You are not logged in.
New to TOS, but I love it already !
I'm having a little trouble with a delimited file - example data:
I only want to process rows starting "ORG" (not "Org" or anything else)
The schema is like OrgId:String,F1:String,F2:Int,...
Obviously, applying the schema to rows not starting with "ORG" results in a type conversion error!
The question is can I use a component to filter the rows BEFORE TOS applies the schema WITHOUT writing a temporary file first (I can do that, but these are large files)
Any help would be much appreciated
Use a tFilterRow component to filter the rows.
Starting job test at 10:43 21/02/2008. .------+---+--. | tLogRow_3 | |=-----+---+-=| |org_id|f1 |f2| |=-----+---+-=| |ORG001|abc|3 | |ORG001|ghi|5 | |ORG001|mno|7 | |ORG002|abc|8 | |ORG002|ghi|9 | |ORG002|mno|4 | '------+---+--' Job test ended at 10:43 21/02/2008. [exit code=0]
welcome to TOS.
Just to show you that there are several ways to reach your goal:
Alternative you can use tFileInputRegex. With this component (and a little bit regex-know-how) you can directly check the format of your file.

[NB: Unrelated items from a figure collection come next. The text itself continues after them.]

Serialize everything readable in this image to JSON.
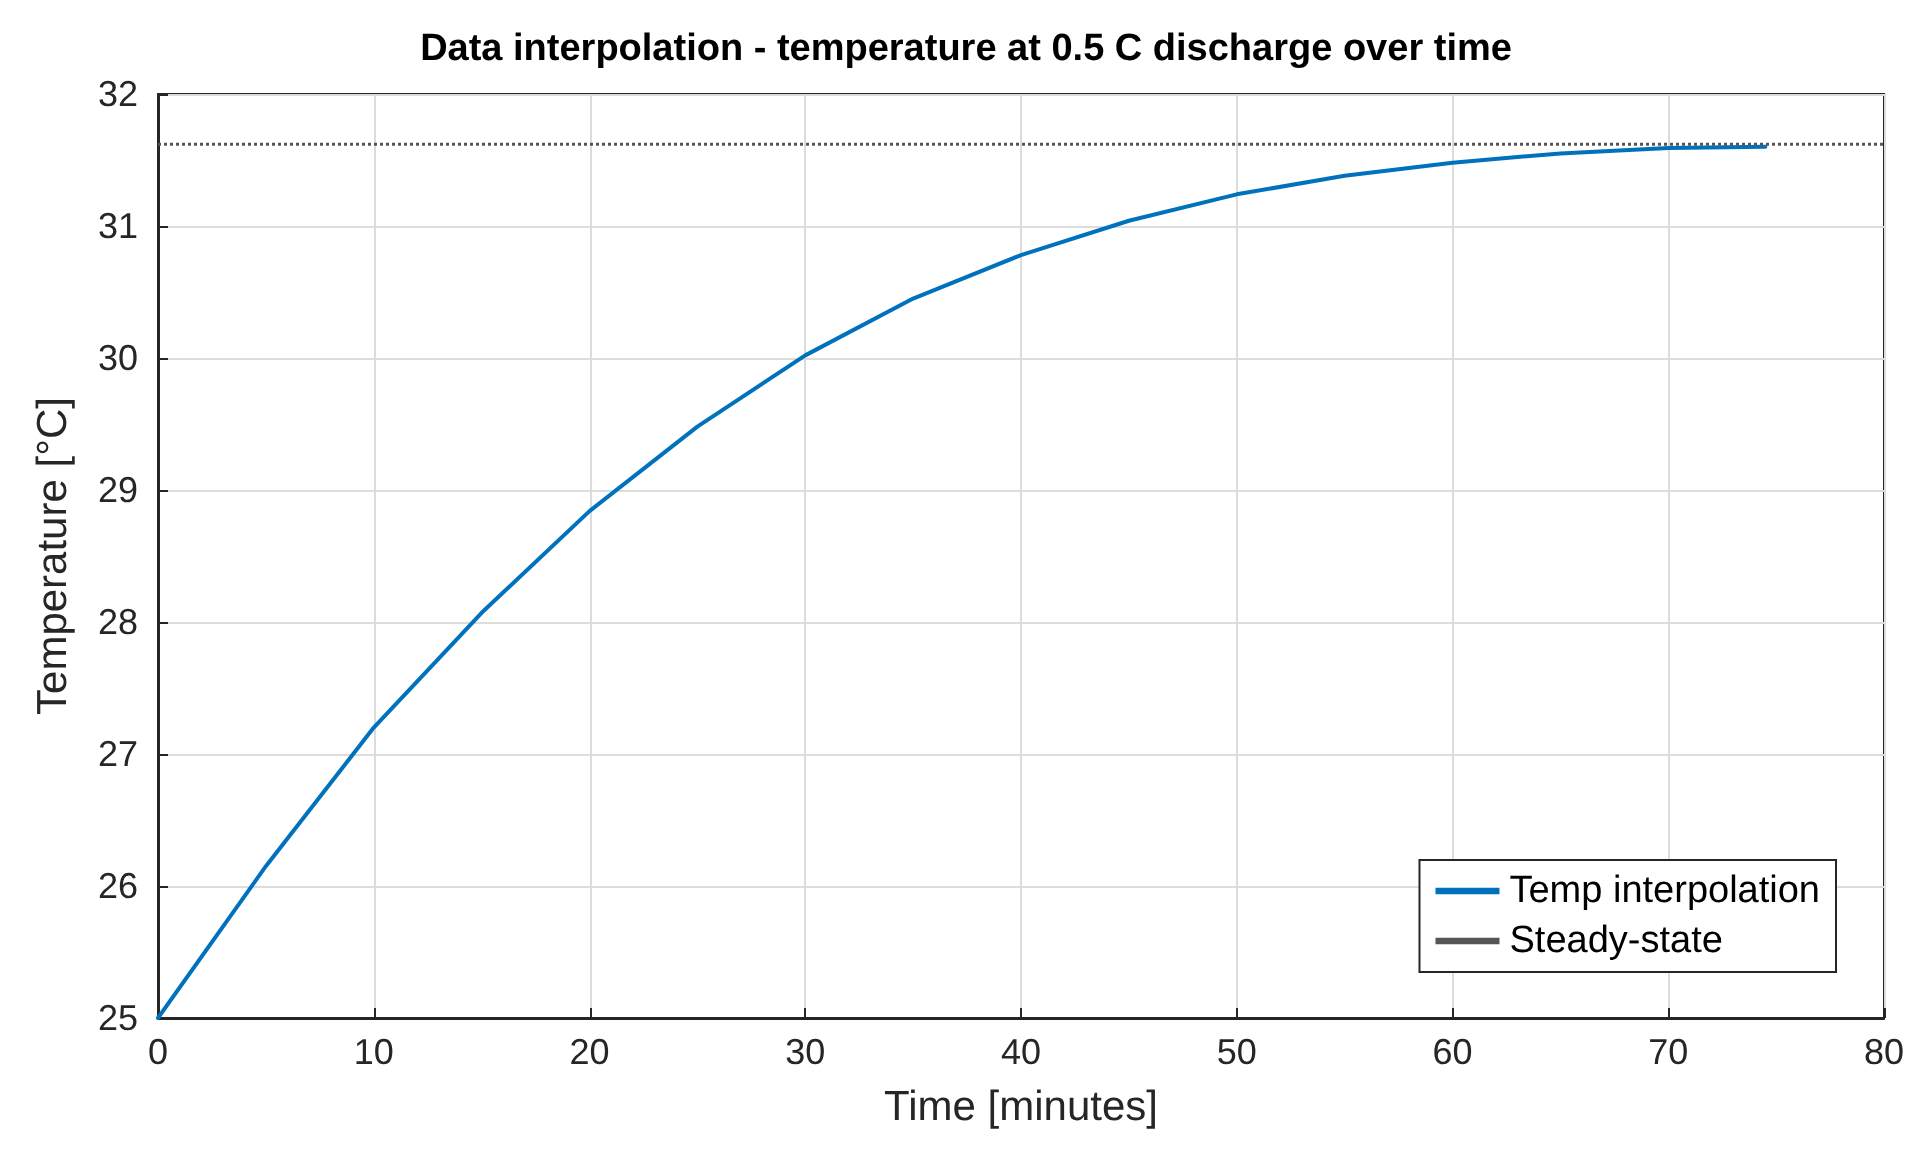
{
  "chart_data": {
    "type": "line",
    "title": "Data interpolation - temperature at 0.5 C discharge over time",
    "xlabel": "Time [minutes]",
    "ylabel": "Temperature [°C]",
    "x": [
      0,
      5,
      10,
      15,
      20,
      25,
      30,
      35,
      40,
      45,
      50,
      55,
      60,
      65,
      70,
      74.5
    ],
    "series": [
      {
        "name": "Temp interpolation",
        "color": "#0072bd",
        "values": [
          25,
          26.15,
          27.2,
          28.07,
          28.84,
          29.48,
          30.02,
          30.45,
          30.78,
          31.04,
          31.24,
          31.38,
          31.48,
          31.55,
          31.59,
          31.6
        ]
      }
    ],
    "ref_lines": [
      {
        "axis": "y",
        "value": 31.62,
        "label": "Steady-state",
        "color": "#555555",
        "line_style": "dotted"
      }
    ],
    "xlim": [
      0,
      80
    ],
    "xticks": [
      0,
      10,
      20,
      30,
      40,
      50,
      60,
      70,
      80
    ],
    "ylim": [
      25,
      32
    ],
    "yticks": [
      25,
      26,
      27,
      28,
      29,
      30,
      31,
      32
    ],
    "grid": true,
    "legend": "bottom right",
    "marker": "none",
    "line_style": "solid"
  }
}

Lines not matching the regular expression are ignored.
Thank you both for your responses - both methods have their pros/cons.
In my original post I over-simplified the example data - there are actually about 50 columns beyond the "ORGnnn" start field - so both the manual type conversions or regex may be a pain (and I guess not maintainable using metadata?)
Is there an equivalent to a fileDelimited component that works downstream from the start component - i.e. applies a schema to each row (string) that's passed to it?
I imagined something like:
[text line reader] -> [filter (startswith "ORG")] -> [rowDelimited] -> [tMap] -> etc
Is this possible?
The attributes are the same for each "ORGnnn" row - I have defined a schema in the repository for this and I wanted to use that rather than hard-code the type conversion functions.
Looks like the cleanest solution is to filter the lines first into a temporary file and then use the standard delimited reader with the repository schema.
Many thanks for your help - I've learned two useful TOS methods!